Diskussion: Der Beobachtungszeitraum der Evaluation war relativ kurz und fällt in die Startphase der Implementierung der neuen PVE in der Steiermark. Dennoch zeigen die Ergebnisse bereits positive Effekte im Sinne der intendierten Wirkung der PVE. Ob diese Effekte tatsächlich nachhaltig sind, muss mittel- und längerfristig beobachtet werden, weshalb die Evaluation in ein Monitoring übergeführt wurde.

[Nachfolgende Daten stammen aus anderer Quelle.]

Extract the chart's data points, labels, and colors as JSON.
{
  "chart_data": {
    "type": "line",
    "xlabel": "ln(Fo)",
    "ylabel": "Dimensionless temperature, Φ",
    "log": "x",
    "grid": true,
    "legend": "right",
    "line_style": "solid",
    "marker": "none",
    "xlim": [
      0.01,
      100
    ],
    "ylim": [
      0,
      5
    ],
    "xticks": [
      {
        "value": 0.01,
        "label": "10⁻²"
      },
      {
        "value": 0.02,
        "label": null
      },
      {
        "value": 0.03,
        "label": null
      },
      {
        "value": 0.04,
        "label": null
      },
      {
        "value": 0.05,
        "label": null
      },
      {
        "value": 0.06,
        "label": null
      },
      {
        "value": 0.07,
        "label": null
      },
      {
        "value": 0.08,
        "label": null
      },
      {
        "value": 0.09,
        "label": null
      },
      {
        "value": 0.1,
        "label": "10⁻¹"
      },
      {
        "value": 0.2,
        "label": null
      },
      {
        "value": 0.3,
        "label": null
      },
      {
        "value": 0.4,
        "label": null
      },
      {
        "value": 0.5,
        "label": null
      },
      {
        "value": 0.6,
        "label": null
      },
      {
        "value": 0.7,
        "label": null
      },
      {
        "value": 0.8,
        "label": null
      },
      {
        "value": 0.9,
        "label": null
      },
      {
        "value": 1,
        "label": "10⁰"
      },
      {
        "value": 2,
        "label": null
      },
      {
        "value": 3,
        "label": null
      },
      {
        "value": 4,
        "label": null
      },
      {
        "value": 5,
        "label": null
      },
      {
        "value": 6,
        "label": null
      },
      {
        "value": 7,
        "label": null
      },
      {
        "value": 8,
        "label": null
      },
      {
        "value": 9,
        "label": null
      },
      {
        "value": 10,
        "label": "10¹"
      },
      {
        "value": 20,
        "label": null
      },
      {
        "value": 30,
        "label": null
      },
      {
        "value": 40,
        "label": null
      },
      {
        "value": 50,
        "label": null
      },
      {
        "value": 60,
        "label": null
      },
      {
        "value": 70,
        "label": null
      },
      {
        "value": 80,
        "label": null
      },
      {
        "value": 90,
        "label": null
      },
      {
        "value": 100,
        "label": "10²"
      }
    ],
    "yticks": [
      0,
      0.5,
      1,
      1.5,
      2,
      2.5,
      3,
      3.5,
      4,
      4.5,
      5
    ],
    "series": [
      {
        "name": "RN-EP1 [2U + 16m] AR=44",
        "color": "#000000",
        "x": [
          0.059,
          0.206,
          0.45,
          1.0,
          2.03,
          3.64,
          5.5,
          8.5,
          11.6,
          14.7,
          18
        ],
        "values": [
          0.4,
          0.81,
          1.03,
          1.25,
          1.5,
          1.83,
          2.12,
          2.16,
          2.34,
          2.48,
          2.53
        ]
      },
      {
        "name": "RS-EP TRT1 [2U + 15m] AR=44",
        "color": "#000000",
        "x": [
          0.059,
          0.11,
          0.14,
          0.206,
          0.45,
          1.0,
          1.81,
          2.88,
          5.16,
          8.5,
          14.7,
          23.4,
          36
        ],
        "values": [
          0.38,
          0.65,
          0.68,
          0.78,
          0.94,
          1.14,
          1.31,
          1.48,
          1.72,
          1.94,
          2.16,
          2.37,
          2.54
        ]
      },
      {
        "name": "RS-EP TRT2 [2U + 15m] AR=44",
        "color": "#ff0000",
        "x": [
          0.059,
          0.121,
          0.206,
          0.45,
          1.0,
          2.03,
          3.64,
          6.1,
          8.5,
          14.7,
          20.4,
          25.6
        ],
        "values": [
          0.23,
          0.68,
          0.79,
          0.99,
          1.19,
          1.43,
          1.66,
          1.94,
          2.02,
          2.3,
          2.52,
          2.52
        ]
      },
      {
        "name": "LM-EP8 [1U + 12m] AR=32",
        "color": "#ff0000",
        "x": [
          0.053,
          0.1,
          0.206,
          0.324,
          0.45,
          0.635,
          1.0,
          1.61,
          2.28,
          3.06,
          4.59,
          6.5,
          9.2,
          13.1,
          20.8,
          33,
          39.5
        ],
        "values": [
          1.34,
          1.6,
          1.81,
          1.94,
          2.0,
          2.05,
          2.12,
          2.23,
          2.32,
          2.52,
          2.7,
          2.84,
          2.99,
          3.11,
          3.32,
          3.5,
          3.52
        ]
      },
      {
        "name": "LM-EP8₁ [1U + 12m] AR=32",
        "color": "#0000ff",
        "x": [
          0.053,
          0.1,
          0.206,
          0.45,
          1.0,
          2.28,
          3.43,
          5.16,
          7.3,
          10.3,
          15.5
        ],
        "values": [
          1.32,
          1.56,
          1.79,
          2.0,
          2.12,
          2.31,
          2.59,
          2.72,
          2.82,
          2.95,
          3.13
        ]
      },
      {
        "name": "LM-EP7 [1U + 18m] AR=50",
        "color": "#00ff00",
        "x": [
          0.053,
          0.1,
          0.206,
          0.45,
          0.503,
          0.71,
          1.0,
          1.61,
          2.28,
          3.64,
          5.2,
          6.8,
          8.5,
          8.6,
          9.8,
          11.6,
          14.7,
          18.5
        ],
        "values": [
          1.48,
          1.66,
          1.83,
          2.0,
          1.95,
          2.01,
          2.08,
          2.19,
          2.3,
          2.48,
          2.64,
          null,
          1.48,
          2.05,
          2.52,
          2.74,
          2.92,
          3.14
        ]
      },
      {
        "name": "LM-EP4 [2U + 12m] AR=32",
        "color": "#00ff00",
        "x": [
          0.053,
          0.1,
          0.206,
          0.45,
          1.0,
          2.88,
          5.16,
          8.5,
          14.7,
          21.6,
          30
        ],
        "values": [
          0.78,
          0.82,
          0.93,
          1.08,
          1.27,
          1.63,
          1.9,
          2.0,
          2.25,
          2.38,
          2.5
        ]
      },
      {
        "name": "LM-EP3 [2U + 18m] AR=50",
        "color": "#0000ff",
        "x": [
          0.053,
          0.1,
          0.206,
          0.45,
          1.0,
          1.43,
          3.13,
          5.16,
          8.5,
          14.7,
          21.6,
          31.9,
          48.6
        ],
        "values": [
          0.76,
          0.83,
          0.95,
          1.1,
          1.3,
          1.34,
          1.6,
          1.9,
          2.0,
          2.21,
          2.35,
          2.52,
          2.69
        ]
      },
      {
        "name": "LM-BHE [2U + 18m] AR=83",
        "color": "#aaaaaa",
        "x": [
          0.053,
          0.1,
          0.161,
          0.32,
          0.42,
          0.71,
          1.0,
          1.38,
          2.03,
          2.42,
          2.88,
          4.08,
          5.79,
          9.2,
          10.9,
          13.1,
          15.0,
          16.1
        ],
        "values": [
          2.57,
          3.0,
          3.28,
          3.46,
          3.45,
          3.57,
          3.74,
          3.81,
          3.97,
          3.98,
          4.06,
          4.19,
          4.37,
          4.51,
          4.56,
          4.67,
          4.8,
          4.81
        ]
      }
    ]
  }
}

Implikation für die Versorgung: Die Evaluationsergebnisse liefern Hinweise darauf, dass die Einrichtung von PVE eine Veränderung der Versorgungsmuster herbeiführen kann, in dem Sinne, dass Zuweisungen durch eine vermehrte fallabschließende Behandlung in den PVE seltener notwendig werden. Diese Hinweise sind jedoch noch eingehend zu validieren.